A recent analysis of the city of Jacksonville, Florida’s strict pedestrian safety laws found that police officers have been disproportionately enforcing the laws in the city’s predominantly Black areas instead of areas with high pedestrian fatality rates. The analysis, which was conducted by the Florida Times-Union, shows that the police have been ticketing Black pedestrians at a higher rate than any other race.
Kenneth Nunn, a University of Florida law professor, says the data seems to indicates that the police are selectively enforcing the statutes in a way that resembles harassment and targeting.
“If we’re seeing searches on a broad basis that seem to be concentrated in poor Black communities that suggests an ulterior motive for the searches that are ongoing,” he added.

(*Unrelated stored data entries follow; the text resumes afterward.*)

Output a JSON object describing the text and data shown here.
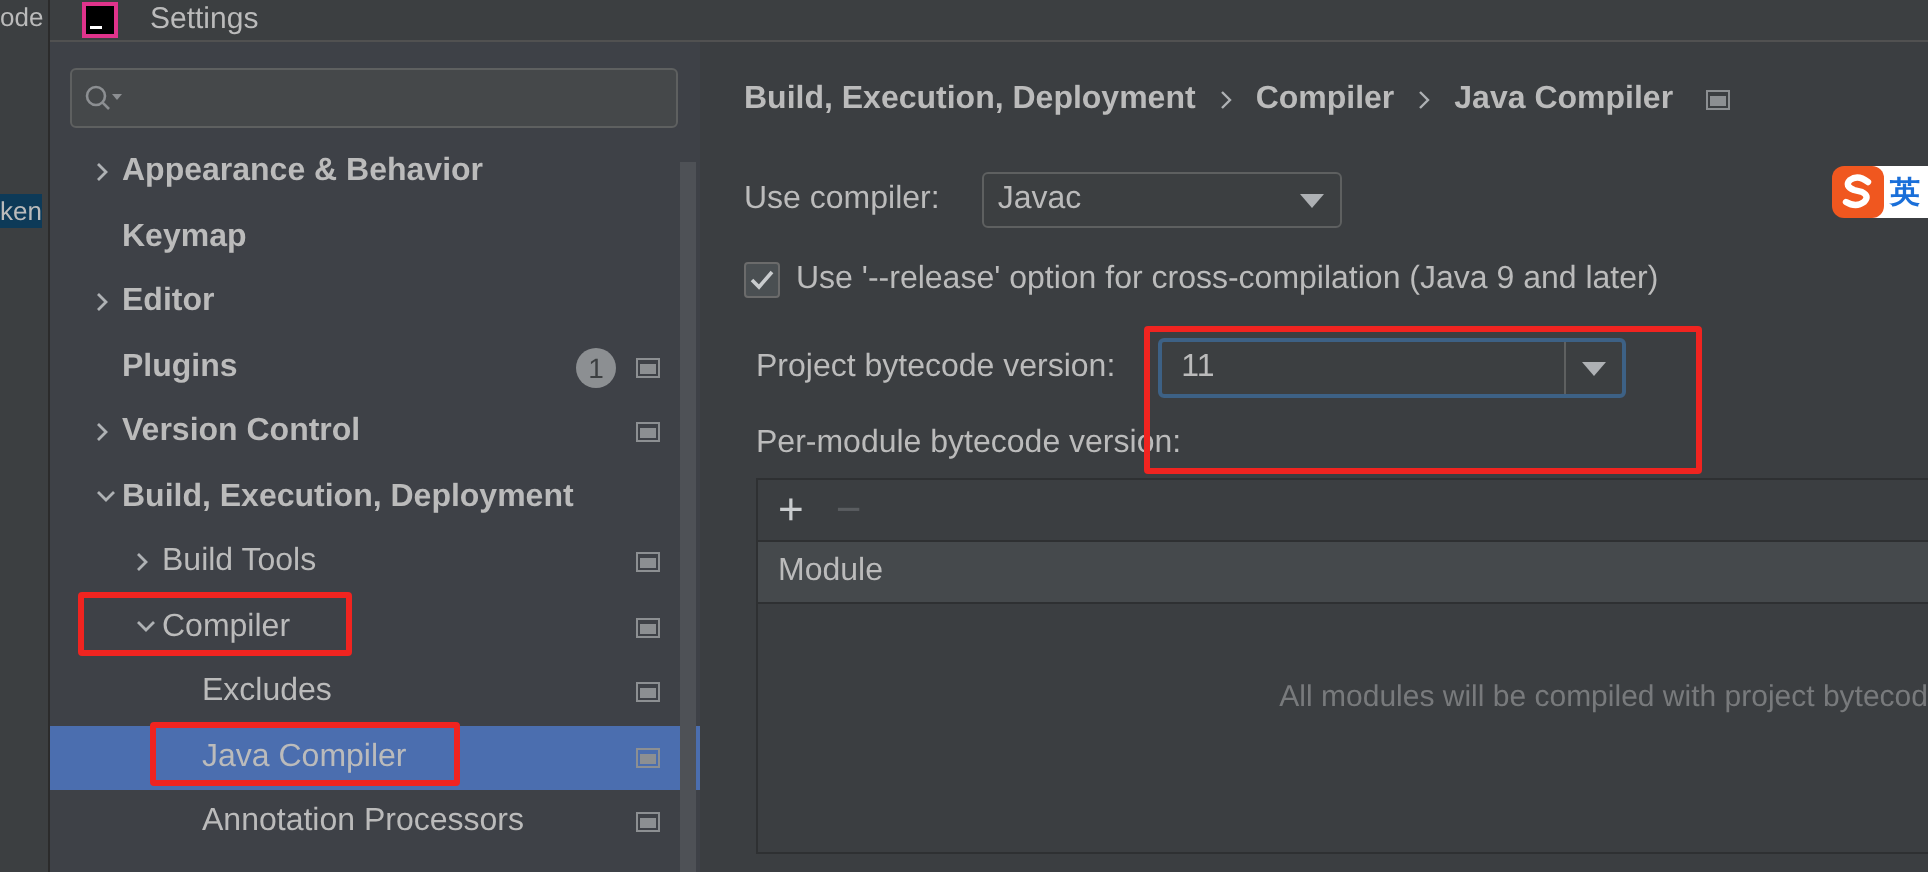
{
  "background_ide": {
    "texts": [
      {
        "text": "ode",
        "highlighted": false
      },
      {
        "text": "ken",
        "highlighted": true
      }
    ]
  },
  "window": {
    "title": "Settings"
  },
  "sidebar": {
    "items": [
      {
        "label": "Appearance & Behavior",
        "expanded": false
      },
      {
        "label": "Keymap"
      },
      {
        "label": "Editor",
        "expanded": false
      },
      {
        "label": "Plugins",
        "badge": "1",
        "project_icon": true
      },
      {
        "label": "Version Control",
        "expanded": false,
        "project_icon": true
      },
      {
        "label": "Build, Execution, Deployment",
        "expanded": true,
        "children": [
          {
            "label": "Build Tools",
            "expanded": false,
            "project_icon": true
          },
          {
            "label": "Compiler",
            "expanded": true,
            "project_icon": true,
            "children": [
              {
                "label": "Excludes",
                "project_icon": true,
                "selected": false
              },
              {
                "label": "Java Compiler",
                "project_icon": true,
                "selected": true
              },
              {
                "label": "Annotation Processors",
                "project_icon": true,
                "selected": false
              }
            ]
          }
        ]
      }
    ]
  },
  "breadcrumb": [
    "Build, Execution, Deployment",
    "Compiler",
    "Java Compiler"
  ],
  "ime_indicator": {
    "text": "英"
  },
  "form": {
    "use_compiler": {
      "label": "Use compiler:",
      "value": "Javac"
    },
    "release_option": {
      "label": "Use '--release' option for cross-compilation (Java 9 and later)",
      "checked": true
    },
    "project_bytecode": {
      "label": "Project bytecode version:",
      "value": "11",
      "focused": true
    },
    "per_module_label": "Per-module bytecode version:",
    "table": {
      "toolbar": [
        {
          "text": "+",
          "disabled": false
        },
        {
          "text": "−",
          "disabled": true
        }
      ],
      "columns": [
        "Module"
      ],
      "empty_text": "All modules will be compiled with project bytecod"
    }
  }
}
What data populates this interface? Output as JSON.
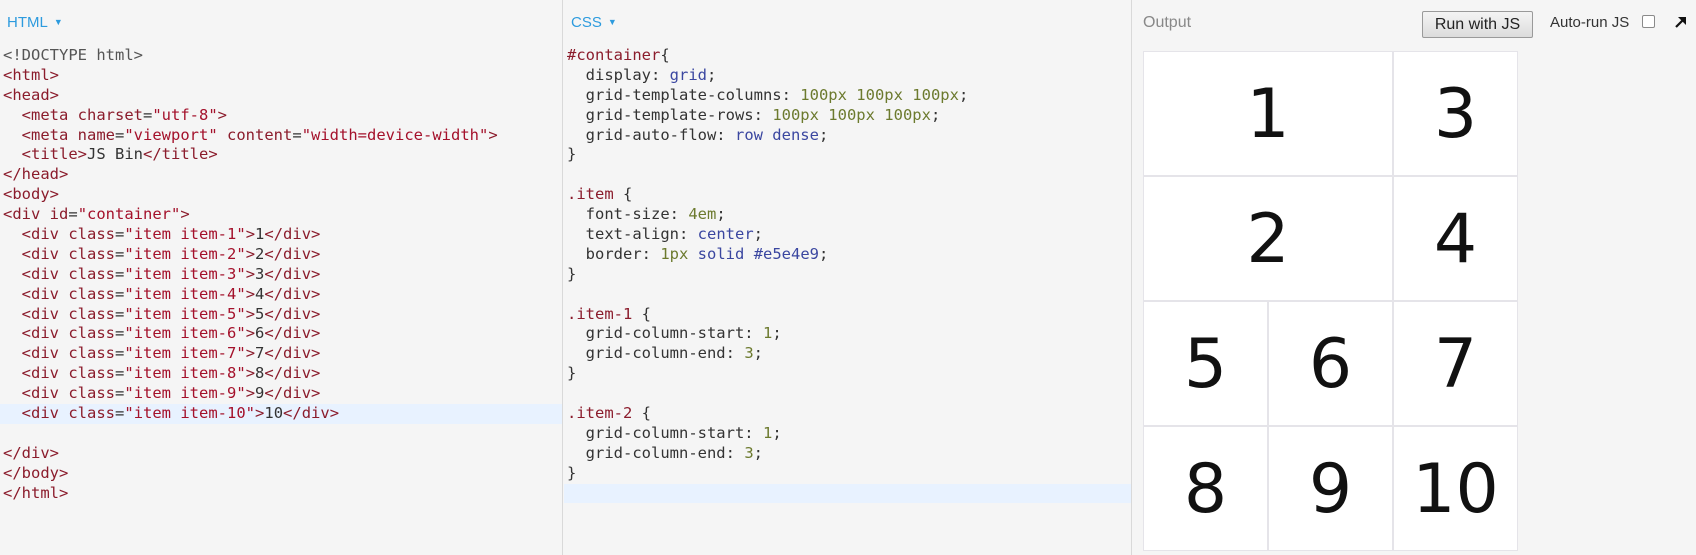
{
  "html_panel": {
    "label": "HTML",
    "lines": [
      [
        [
          "t-doctype",
          "<!DOCTYPE html>"
        ]
      ],
      [
        [
          "t-tag",
          "<html>"
        ]
      ],
      [
        [
          "t-tag",
          "<head>"
        ]
      ],
      [
        [
          "t-text",
          "  "
        ],
        [
          "t-tag",
          "<meta "
        ],
        [
          "t-attr",
          "charset"
        ],
        [
          "t-punc",
          "="
        ],
        [
          "t-str",
          "\"utf-8\""
        ],
        [
          "t-tag",
          ">"
        ]
      ],
      [
        [
          "t-text",
          "  "
        ],
        [
          "t-tag",
          "<meta "
        ],
        [
          "t-attr",
          "name"
        ],
        [
          "t-punc",
          "="
        ],
        [
          "t-str",
          "\"viewport\""
        ],
        [
          "t-text",
          " "
        ],
        [
          "t-attr",
          "content"
        ],
        [
          "t-punc",
          "="
        ],
        [
          "t-str",
          "\"width=device-width\""
        ],
        [
          "t-tag",
          ">"
        ]
      ],
      [
        [
          "t-text",
          "  "
        ],
        [
          "t-tag",
          "<title>"
        ],
        [
          "t-text",
          "JS Bin"
        ],
        [
          "t-tag",
          "</title>"
        ]
      ],
      [
        [
          "t-tag",
          "</head>"
        ]
      ],
      [
        [
          "t-tag",
          "<body>"
        ]
      ],
      [
        [
          "t-tag",
          "<div "
        ],
        [
          "t-attr",
          "id"
        ],
        [
          "t-punc",
          "="
        ],
        [
          "t-str",
          "\"container\""
        ],
        [
          "t-tag",
          ">"
        ]
      ],
      [
        [
          "t-text",
          "  "
        ],
        [
          "t-tag",
          "<div "
        ],
        [
          "t-attr",
          "class"
        ],
        [
          "t-punc",
          "="
        ],
        [
          "t-str",
          "\"item item-1\""
        ],
        [
          "t-tag",
          ">"
        ],
        [
          "t-text",
          "1"
        ],
        [
          "t-tag",
          "</div>"
        ]
      ],
      [
        [
          "t-text",
          "  "
        ],
        [
          "t-tag",
          "<div "
        ],
        [
          "t-attr",
          "class"
        ],
        [
          "t-punc",
          "="
        ],
        [
          "t-str",
          "\"item item-2\""
        ],
        [
          "t-tag",
          ">"
        ],
        [
          "t-text",
          "2"
        ],
        [
          "t-tag",
          "</div>"
        ]
      ],
      [
        [
          "t-text",
          "  "
        ],
        [
          "t-tag",
          "<div "
        ],
        [
          "t-attr",
          "class"
        ],
        [
          "t-punc",
          "="
        ],
        [
          "t-str",
          "\"item item-3\""
        ],
        [
          "t-tag",
          ">"
        ],
        [
          "t-text",
          "3"
        ],
        [
          "t-tag",
          "</div>"
        ]
      ],
      [
        [
          "t-text",
          "  "
        ],
        [
          "t-tag",
          "<div "
        ],
        [
          "t-attr",
          "class"
        ],
        [
          "t-punc",
          "="
        ],
        [
          "t-str",
          "\"item item-4\""
        ],
        [
          "t-tag",
          ">"
        ],
        [
          "t-text",
          "4"
        ],
        [
          "t-tag",
          "</div>"
        ]
      ],
      [
        [
          "t-text",
          "  "
        ],
        [
          "t-tag",
          "<div "
        ],
        [
          "t-attr",
          "class"
        ],
        [
          "t-punc",
          "="
        ],
        [
          "t-str",
          "\"item item-5\""
        ],
        [
          "t-tag",
          ">"
        ],
        [
          "t-text",
          "5"
        ],
        [
          "t-tag",
          "</div>"
        ]
      ],
      [
        [
          "t-text",
          "  "
        ],
        [
          "t-tag",
          "<div "
        ],
        [
          "t-attr",
          "class"
        ],
        [
          "t-punc",
          "="
        ],
        [
          "t-str",
          "\"item item-6\""
        ],
        [
          "t-tag",
          ">"
        ],
        [
          "t-text",
          "6"
        ],
        [
          "t-tag",
          "</div>"
        ]
      ],
      [
        [
          "t-text",
          "  "
        ],
        [
          "t-tag",
          "<div "
        ],
        [
          "t-attr",
          "class"
        ],
        [
          "t-punc",
          "="
        ],
        [
          "t-str",
          "\"item item-7\""
        ],
        [
          "t-tag",
          ">"
        ],
        [
          "t-text",
          "7"
        ],
        [
          "t-tag",
          "</div>"
        ]
      ],
      [
        [
          "t-text",
          "  "
        ],
        [
          "t-tag",
          "<div "
        ],
        [
          "t-attr",
          "class"
        ],
        [
          "t-punc",
          "="
        ],
        [
          "t-str",
          "\"item item-8\""
        ],
        [
          "t-tag",
          ">"
        ],
        [
          "t-text",
          "8"
        ],
        [
          "t-tag",
          "</div>"
        ]
      ],
      [
        [
          "t-text",
          "  "
        ],
        [
          "t-tag",
          "<div "
        ],
        [
          "t-attr",
          "class"
        ],
        [
          "t-punc",
          "="
        ],
        [
          "t-str",
          "\"item item-9\""
        ],
        [
          "t-tag",
          ">"
        ],
        [
          "t-text",
          "9"
        ],
        [
          "t-tag",
          "</div>"
        ]
      ],
      [
        [
          "t-text",
          "  "
        ],
        [
          "t-tag",
          "<div "
        ],
        [
          "t-attr",
          "class"
        ],
        [
          "t-punc",
          "="
        ],
        [
          "t-str",
          "\"item item-10\""
        ],
        [
          "t-tag",
          ">"
        ],
        [
          "t-text",
          "10"
        ],
        [
          "t-tag",
          "</div>"
        ]
      ],
      [
        [
          "t-text",
          ""
        ]
      ],
      [
        [
          "t-tag",
          "</div>"
        ]
      ],
      [
        [
          "t-tag",
          "</body>"
        ]
      ],
      [
        [
          "t-tag",
          "</html>"
        ]
      ]
    ],
    "active_line": 18
  },
  "css_panel": {
    "label": "CSS",
    "lines": [
      [
        [
          "t-sel",
          "#container"
        ],
        [
          "t-punc",
          "{"
        ]
      ],
      [
        [
          "t-prop",
          "  display: "
        ],
        [
          "t-val",
          "grid"
        ],
        [
          "t-punc",
          ";"
        ]
      ],
      [
        [
          "t-prop",
          "  grid-template-columns: "
        ],
        [
          "t-num",
          "100px 100px 100px"
        ],
        [
          "t-punc",
          ";"
        ]
      ],
      [
        [
          "t-prop",
          "  grid-template-rows: "
        ],
        [
          "t-num",
          "100px 100px 100px"
        ],
        [
          "t-punc",
          ";"
        ]
      ],
      [
        [
          "t-prop",
          "  grid-auto-flow: "
        ],
        [
          "t-val",
          "row dense"
        ],
        [
          "t-punc",
          ";"
        ]
      ],
      [
        [
          "t-punc",
          "}"
        ]
      ],
      [
        [
          "t-text",
          ""
        ]
      ],
      [
        [
          "t-sel",
          ".item"
        ],
        [
          "t-punc",
          " {"
        ]
      ],
      [
        [
          "t-prop",
          "  font-size: "
        ],
        [
          "t-num",
          "4em"
        ],
        [
          "t-punc",
          ";"
        ]
      ],
      [
        [
          "t-prop",
          "  text-align: "
        ],
        [
          "t-val",
          "center"
        ],
        [
          "t-punc",
          ";"
        ]
      ],
      [
        [
          "t-prop",
          "  border: "
        ],
        [
          "t-num",
          "1px"
        ],
        [
          "t-text",
          " "
        ],
        [
          "t-val",
          "solid"
        ],
        [
          "t-text",
          " "
        ],
        [
          "t-val",
          "#e5e4e9"
        ],
        [
          "t-punc",
          ";"
        ]
      ],
      [
        [
          "t-punc",
          "}"
        ]
      ],
      [
        [
          "t-text",
          ""
        ]
      ],
      [
        [
          "t-sel",
          ".item-1"
        ],
        [
          "t-punc",
          " {"
        ]
      ],
      [
        [
          "t-prop",
          "  grid-column-start: "
        ],
        [
          "t-num",
          "1"
        ],
        [
          "t-punc",
          ";"
        ]
      ],
      [
        [
          "t-prop",
          "  grid-column-end: "
        ],
        [
          "t-num",
          "3"
        ],
        [
          "t-punc",
          ";"
        ]
      ],
      [
        [
          "t-punc",
          "}"
        ]
      ],
      [
        [
          "t-text",
          ""
        ]
      ],
      [
        [
          "t-sel",
          ".item-2"
        ],
        [
          "t-punc",
          " {"
        ]
      ],
      [
        [
          "t-prop",
          "  grid-column-start: "
        ],
        [
          "t-num",
          "1"
        ],
        [
          "t-punc",
          ";"
        ]
      ],
      [
        [
          "t-prop",
          "  grid-column-end: "
        ],
        [
          "t-num",
          "3"
        ],
        [
          "t-punc",
          ";"
        ]
      ],
      [
        [
          "t-punc",
          "}"
        ]
      ],
      [
        [
          "t-text",
          ""
        ]
      ]
    ],
    "active_line": 22
  },
  "output_panel": {
    "label": "Output",
    "run_button": "Run with JS",
    "autorun_label": "Auto-run JS",
    "autorun_checked": false,
    "items": [
      "1",
      "3",
      "2",
      "4",
      "5",
      "6",
      "7",
      "8",
      "9",
      "10"
    ]
  }
}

While jaywalking is prohibited inmost cities, the law is rarely enforced, much less tickets for, however Jacksonville police have an extensive list of 28 pedestrian statutes to choose from if they want to stop and search someone on the streets. The police insist that the laws are on the books to prevent pedestrian fatalities. However, the joint investigation by the Times-Union and ProPublica, which analyzed 5 years of pedestrian ticketing, revealed that the police neglect to enforce the laws in places that have a high pedestrian fatality rate. And even with these stringent law in place, the number of pedestrian fatalities climbed from 2012 to 2016.
According to the report, over the past five years, Blacks received 55 percent of all pedestrian tickets in Jacksonville—even though they account for just 29 percent of the population. The police also wrote tickets for obscure violations disproportionately to Black pedestrians. For example, Blacks received 68 percent of all tickets for a violation that is given to pedestrians who fail to cross a street at a right angle.